- Directed by: John Korty
- Produced by: Henry Jacobs John Korty
- Production company: American Cancer Society
- Distributed by: Modern Talking Picture Service
- Release date: 1964;
- Running time: 5 minutes
- Country: United States
- Language: English

= Breaking the Habit (film) =

1964 film

Breaking the Habit is a 1964 American animated short documentary film directed by John Korty about cigarette smoking and lung cancer. It was nominated for an Academy Award for Best Documentary Short.

==Content==
Two men are discussing about the benefits of giving up smoking, while themselves puffing cigarettes.

==Production==
Freelance animator Korty moved to Stinson Beach, California, where one day he met sound artist Henry Jacobs who had prepared the soundtrack for a future short film about smoking, sponsored by the California division of American Cancer Society. Korty began work on the film under his own company Korty Films, employing cutout animation, conceptualized the characters and prepared the animation frames in his home studio and finally shooting them using a homemade camera stand. Modern Talking Picture Service distributed the film.

==Reception==
Described variously as "[d]one in semi-surrealistic style" and having "deadpan dialogue with a minimalist animation style", Breaking the Habit received a nomination at the 37th Academy Awards in the Best Documentary (Short Subject) category but lost to Nine from Little Rock. An article in The Kingston Daily Freeman stated that the film "reveals both the danger and the essential silliness of smoking".

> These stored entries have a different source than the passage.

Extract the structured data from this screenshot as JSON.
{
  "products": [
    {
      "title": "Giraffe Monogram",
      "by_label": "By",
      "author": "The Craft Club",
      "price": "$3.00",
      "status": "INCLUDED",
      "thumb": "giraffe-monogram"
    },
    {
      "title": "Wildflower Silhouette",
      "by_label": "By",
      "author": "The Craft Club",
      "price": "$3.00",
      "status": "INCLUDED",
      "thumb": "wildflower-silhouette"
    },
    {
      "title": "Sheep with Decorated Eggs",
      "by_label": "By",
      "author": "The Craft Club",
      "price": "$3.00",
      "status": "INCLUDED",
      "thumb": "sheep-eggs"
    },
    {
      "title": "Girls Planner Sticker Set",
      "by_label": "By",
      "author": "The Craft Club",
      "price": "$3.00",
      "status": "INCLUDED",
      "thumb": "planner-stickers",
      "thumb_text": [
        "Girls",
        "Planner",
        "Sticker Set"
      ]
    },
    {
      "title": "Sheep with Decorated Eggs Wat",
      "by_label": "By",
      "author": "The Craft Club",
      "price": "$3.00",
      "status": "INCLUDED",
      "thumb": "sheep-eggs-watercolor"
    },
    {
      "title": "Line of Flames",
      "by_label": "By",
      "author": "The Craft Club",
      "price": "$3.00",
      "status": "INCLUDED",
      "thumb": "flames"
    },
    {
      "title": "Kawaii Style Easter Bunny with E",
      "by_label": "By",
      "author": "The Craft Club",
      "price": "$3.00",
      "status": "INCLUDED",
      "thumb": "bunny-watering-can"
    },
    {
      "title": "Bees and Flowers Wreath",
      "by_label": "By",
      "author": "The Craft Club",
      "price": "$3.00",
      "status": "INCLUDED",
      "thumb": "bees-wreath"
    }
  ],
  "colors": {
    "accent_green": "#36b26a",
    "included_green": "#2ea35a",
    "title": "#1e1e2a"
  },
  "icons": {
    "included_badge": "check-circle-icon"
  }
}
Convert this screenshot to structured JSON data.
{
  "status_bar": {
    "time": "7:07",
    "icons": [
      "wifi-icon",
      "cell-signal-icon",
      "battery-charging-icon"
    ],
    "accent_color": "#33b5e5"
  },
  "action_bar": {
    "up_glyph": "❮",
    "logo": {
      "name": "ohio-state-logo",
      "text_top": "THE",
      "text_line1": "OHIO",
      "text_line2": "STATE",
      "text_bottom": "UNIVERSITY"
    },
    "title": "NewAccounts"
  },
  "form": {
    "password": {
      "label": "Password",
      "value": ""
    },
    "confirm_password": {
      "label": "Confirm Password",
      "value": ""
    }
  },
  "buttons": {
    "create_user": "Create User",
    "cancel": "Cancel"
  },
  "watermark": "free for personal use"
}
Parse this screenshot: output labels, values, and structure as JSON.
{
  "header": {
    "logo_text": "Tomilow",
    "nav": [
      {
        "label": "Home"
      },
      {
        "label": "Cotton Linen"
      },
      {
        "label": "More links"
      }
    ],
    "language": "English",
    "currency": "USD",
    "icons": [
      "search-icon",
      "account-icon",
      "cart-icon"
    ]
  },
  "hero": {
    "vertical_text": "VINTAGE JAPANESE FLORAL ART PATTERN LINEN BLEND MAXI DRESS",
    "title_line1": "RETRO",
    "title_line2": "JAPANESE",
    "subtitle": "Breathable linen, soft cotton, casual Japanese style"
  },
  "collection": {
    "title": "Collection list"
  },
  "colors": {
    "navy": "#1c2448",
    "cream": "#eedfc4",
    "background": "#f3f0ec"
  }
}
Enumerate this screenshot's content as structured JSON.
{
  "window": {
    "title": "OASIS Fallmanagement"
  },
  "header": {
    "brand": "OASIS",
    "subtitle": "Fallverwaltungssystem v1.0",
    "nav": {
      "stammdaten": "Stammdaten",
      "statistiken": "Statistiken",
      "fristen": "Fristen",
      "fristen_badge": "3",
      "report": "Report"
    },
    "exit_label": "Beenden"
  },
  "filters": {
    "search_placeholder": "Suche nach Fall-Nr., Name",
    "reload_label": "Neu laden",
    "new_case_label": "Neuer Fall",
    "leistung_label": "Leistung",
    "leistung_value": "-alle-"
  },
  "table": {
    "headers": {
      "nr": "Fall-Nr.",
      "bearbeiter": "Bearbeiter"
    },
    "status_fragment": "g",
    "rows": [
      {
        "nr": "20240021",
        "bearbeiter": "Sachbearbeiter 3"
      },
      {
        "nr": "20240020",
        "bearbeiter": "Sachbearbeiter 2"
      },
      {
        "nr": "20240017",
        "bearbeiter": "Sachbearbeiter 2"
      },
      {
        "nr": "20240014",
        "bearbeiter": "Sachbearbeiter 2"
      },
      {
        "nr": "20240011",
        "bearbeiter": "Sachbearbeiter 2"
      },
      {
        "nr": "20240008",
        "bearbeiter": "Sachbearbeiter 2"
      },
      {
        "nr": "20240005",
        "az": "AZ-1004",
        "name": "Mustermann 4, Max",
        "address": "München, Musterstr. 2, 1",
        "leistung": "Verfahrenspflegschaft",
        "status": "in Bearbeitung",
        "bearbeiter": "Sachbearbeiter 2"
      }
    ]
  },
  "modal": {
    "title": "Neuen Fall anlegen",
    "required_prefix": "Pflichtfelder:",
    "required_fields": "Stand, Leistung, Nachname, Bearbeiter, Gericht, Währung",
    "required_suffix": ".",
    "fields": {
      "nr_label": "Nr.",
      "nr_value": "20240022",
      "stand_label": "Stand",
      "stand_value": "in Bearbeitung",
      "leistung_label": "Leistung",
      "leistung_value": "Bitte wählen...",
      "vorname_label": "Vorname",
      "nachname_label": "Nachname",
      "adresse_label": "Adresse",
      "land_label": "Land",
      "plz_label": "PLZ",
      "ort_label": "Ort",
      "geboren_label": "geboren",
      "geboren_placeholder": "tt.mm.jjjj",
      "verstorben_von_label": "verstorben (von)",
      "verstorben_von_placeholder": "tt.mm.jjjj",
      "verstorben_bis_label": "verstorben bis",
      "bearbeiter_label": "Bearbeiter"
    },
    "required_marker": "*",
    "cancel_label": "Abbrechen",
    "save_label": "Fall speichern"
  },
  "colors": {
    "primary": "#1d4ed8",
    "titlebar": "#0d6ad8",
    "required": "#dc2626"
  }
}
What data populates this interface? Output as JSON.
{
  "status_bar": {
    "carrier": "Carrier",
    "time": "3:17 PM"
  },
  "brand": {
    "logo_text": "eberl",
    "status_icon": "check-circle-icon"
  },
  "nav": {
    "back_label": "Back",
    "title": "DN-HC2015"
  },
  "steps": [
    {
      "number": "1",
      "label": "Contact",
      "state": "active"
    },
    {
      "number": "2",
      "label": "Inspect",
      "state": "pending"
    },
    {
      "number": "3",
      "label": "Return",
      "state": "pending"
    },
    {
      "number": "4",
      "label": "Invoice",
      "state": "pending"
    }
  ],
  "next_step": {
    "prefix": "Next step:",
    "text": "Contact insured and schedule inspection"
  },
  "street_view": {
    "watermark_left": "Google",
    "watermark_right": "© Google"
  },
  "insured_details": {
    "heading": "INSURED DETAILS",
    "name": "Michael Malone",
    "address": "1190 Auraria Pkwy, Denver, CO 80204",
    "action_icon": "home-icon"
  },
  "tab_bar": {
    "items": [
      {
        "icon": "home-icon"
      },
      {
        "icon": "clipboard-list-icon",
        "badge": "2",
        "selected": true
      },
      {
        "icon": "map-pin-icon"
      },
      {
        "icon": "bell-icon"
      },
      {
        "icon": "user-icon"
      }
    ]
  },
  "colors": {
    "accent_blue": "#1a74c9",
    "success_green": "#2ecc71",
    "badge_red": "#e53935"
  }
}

The Washington State Office of Superintendent of Public Instruction included Breaking the Habit in its list of prescribed films to be shown in schools to discourage smoking and creating awareness regarding medical issues caused by it. It was also screened at the 1st Chicago Film Festival held in 1965, the following year's Melbourne International Film Festival and won a Silver Award at the San Francisco International Film Festival. The soundtrack of the film was included in the album The Wide Weird World of Henry Jacobs. As of August 2017, the Academy Film Archive was working on restoring the short film.